We all know how the artificial demand we pumped played out, and now Mr. Krugman is calling for more stimulus, more artificial aggregate demand pumping. Enough of this non-stop Keynesian bubble creation.....

This is not a partisan issue. We simply can't spend our way out of this mess. Let's take our bitter medicine and lay foundation for sustainable economic growth.



soso
Canada

Dear Economist Krugman, clearly you are trying to reason more, but most unfortunately, America has gone mad, perhaps permanently. Just read the headlines, many from NYTimes, your own paper, and tell us if you think otherwise.

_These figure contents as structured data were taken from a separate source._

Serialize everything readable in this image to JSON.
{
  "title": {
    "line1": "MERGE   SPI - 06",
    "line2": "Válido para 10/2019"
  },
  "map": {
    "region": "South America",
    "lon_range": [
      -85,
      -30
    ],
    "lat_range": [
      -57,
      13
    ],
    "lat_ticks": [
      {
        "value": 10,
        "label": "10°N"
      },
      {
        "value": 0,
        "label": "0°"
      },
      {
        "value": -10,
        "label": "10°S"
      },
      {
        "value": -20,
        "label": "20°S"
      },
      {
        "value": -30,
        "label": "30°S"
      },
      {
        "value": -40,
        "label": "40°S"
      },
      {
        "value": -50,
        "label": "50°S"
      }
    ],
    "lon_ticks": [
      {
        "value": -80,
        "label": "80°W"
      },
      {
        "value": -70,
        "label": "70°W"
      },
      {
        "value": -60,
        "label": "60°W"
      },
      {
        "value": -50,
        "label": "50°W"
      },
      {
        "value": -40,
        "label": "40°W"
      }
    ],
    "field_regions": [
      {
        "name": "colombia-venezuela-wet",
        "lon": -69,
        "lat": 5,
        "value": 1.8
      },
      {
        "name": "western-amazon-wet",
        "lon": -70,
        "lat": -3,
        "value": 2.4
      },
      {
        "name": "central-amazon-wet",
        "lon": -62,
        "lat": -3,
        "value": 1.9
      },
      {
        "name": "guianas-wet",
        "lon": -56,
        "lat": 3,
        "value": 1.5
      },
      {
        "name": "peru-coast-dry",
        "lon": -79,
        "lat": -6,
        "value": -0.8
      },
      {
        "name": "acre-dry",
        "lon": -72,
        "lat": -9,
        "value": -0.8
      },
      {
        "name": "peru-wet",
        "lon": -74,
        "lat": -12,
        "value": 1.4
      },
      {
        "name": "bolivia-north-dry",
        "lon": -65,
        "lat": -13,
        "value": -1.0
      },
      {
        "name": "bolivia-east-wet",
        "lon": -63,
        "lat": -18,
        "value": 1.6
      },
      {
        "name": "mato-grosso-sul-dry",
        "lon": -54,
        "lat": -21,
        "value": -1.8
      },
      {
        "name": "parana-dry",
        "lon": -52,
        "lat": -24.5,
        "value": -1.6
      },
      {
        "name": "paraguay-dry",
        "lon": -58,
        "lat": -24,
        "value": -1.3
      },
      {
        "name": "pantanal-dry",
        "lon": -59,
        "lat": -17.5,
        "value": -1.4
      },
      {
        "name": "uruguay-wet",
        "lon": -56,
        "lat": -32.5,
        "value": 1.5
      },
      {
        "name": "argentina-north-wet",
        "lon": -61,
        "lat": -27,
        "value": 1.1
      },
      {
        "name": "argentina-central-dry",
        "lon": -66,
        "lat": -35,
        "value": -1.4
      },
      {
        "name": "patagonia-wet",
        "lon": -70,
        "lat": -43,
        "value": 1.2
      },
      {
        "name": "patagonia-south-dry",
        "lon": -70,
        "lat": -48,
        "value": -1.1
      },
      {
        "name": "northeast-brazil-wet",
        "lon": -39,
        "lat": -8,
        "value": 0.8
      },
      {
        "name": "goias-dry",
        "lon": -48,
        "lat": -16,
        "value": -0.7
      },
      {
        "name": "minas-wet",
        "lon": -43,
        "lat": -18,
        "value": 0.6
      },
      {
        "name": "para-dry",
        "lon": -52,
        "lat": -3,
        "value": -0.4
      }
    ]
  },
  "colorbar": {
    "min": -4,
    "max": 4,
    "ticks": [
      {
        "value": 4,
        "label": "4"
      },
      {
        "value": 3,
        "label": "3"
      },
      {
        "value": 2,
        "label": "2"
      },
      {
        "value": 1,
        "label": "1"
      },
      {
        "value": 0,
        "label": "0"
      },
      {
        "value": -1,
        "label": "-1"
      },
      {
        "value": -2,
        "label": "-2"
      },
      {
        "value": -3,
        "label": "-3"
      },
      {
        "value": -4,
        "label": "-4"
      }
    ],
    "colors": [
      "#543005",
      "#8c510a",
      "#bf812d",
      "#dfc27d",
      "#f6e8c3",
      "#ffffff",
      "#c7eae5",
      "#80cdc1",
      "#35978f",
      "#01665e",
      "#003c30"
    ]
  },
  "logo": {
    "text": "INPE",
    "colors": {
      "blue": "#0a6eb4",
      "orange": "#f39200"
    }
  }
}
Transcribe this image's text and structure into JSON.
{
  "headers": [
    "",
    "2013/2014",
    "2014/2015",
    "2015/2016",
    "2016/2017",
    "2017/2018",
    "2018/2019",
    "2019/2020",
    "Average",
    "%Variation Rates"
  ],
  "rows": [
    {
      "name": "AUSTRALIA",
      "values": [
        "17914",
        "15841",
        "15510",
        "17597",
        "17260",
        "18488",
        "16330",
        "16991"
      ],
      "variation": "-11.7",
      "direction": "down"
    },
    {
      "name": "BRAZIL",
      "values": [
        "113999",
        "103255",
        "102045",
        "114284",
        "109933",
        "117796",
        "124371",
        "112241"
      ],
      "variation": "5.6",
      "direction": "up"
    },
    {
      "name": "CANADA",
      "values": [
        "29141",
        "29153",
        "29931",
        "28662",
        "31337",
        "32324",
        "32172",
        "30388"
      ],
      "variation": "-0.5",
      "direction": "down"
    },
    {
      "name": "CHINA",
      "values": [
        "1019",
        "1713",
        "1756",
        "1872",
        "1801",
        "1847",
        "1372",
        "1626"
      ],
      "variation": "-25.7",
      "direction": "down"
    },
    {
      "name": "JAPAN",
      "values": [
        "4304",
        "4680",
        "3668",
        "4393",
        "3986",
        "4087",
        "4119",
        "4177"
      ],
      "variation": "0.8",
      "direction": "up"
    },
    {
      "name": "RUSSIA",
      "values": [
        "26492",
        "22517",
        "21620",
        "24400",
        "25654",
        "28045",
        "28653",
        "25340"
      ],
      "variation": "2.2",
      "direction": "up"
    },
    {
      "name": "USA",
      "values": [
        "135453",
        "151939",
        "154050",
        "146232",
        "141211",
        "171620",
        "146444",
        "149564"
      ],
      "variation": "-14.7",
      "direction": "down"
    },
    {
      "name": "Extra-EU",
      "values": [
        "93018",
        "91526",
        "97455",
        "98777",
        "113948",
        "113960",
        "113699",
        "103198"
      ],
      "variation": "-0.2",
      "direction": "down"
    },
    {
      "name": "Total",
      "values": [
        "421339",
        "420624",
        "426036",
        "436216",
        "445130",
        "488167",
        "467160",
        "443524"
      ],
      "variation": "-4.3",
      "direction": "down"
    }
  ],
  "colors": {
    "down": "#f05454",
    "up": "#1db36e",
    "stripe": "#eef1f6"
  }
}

New major offensive is mounted in Afghan; Iraq occupation continues.

Many, including a 12 year old boy captured, tortured, held at Gitmo.

700 billion annual defense budget, full of waste, rules the world.

Total jobless rate hits 9.5%, effective rate 18.6%, and still rising.

California and other states have, or are on the verge of bankruptcy.
South Carolina Governor prefers romantic adventure in South America.

50 million people with no health insurance, many more under insured.

The climate legislation reduced to meaningless in corporate Congress.
China is speeding ahead: Green Power Takes Root in the Chinese Desert.

WSJ reported today that “big pay packages” are back on Wall Street. Annual bonuses could reach 2007 levels, Goldman Sachs $700,000 each.

Well the root cause is now known = The Great American Bubble Machine
Matt Taibbi on how Goldman Sachs has engineered every major market manipulation since the Great Depression.